Three crew members from the United States and Russia landed safely aboard the Soyuz spacecraft in the central steppe of Kazakhstan early Monday morning, wrapping up a four-month-long mission to the International Space Station (ISS), officials said.
The spacecraft undocked from the ISS at 2309 GMT on Sunday and landed northeast of Arkalyk, located in Kazakhstan’s Kostanay province, at 8:43 am.local time (0243 GMT) on Monday. The Soyuz TMA-04M spacecraft was carrying American flight engineer Joe Acaba of NASA, Russian commander Gennady Padalka and Russian flight engineer Sergei Revin, both from the Russian Federal Space Agency.
The trio arrived at the ISS on May 17 and spent 125 days in space, of which 123 days were aboard the orbiting laboratory. Padalka now ranks fourth for the most days spent in space, a total of 711 days during four flights. Acaba, Padalka and Revin orbited Earth 2,000 times and traveled 52,906,428 miles (85,144,643 kilometers) during their four-month-long stay.

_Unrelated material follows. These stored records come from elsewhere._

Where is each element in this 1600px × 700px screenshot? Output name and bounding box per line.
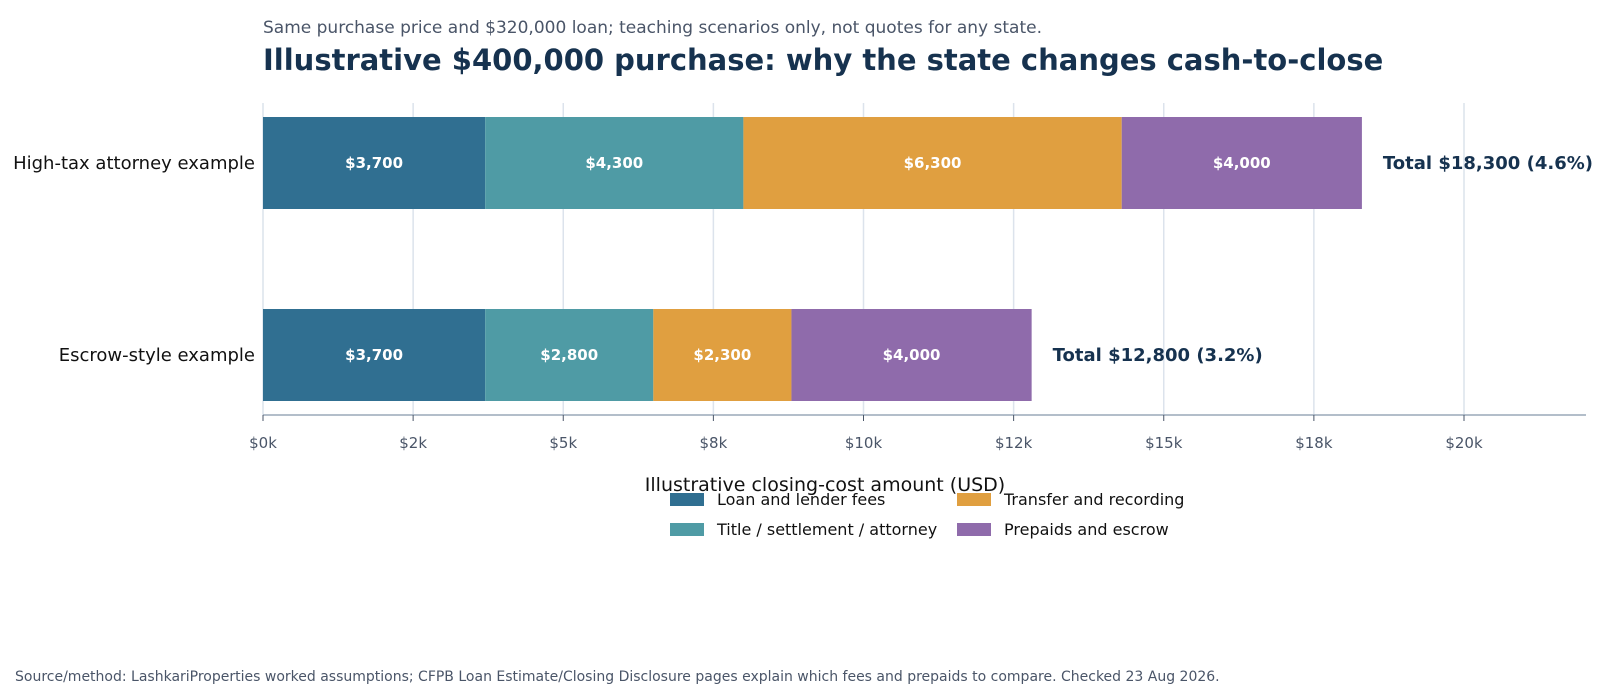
legend-swatch	[670, 523, 704, 536]
bar-segment	[263, 117, 486, 209]
segment-label: $4,000	[1213, 154, 1271, 172]
legend-label: Prepaids and escrow	[1004, 520, 1169, 539]
legend-item: Title / settlement / attorney	[670, 520, 937, 539]
bar-groups: High-tax attorney example $3,700 $4,300 $6,…	[13, 117, 1593, 401]
segment-label: $4,300	[585, 154, 643, 172]
x-tick-label: $8k	[699, 434, 727, 452]
bar-segment	[653, 309, 792, 401]
legend-swatch	[957, 493, 991, 506]
category-label: High-tax attorney example	[13, 153, 255, 174]
x-tick-label: $0k	[249, 434, 277, 452]
x-tick-label: $20k	[1445, 434, 1483, 452]
bar-segment	[485, 117, 744, 209]
legend-label: Transfer and recording	[1003, 490, 1184, 509]
x-tick-label: $12k	[995, 434, 1033, 452]
bar-group: High-tax attorney example $3,700 $4,300 $6,…	[13, 117, 1593, 209]
x-tick-label: $2k	[399, 434, 427, 452]
legend-swatch	[957, 523, 991, 536]
total-label: Total $12,800 (3.2%)	[1053, 345, 1263, 366]
chart-title: Illustrative $400,000 purchase: why the …	[263, 43, 1383, 77]
segment-label: $2,800	[540, 346, 598, 364]
legend-item: Prepaids and escrow	[957, 520, 1169, 539]
legend-label: Title / settlement / attorney	[716, 520, 937, 539]
total-label: Total $18,300 (4.6%)	[1383, 153, 1593, 174]
bar-segment	[791, 309, 1032, 401]
legend-label: Loan and lender fees	[717, 490, 885, 509]
segment-label: $2,300	[693, 346, 751, 364]
bar-segment	[263, 309, 486, 401]
chart-subtitle: Same purchase price and $320,000 loan; t…	[263, 18, 1042, 38]
source-note: Source/method: LashkariProperties worked…	[15, 669, 1220, 685]
category-label: Escrow-style example	[59, 345, 255, 366]
legend-item: Loan and lender fees	[670, 490, 885, 509]
bar-segment	[743, 117, 1122, 209]
segment-label: $3,700	[345, 346, 403, 364]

After the Soyuz spacecraft separated from the ISS on late Sunday, NASA astronaut Sunita Williams took command of Expedition 33, making her the second woman to command the station. She and her crewmates, Russian cosmonaut Yuri Malenchenko and Akihiko Hoshide of the Japan Aerospace Exploration Agency, will work aboard the station as a three-person crew until the arrival of three new crew members in mid-October.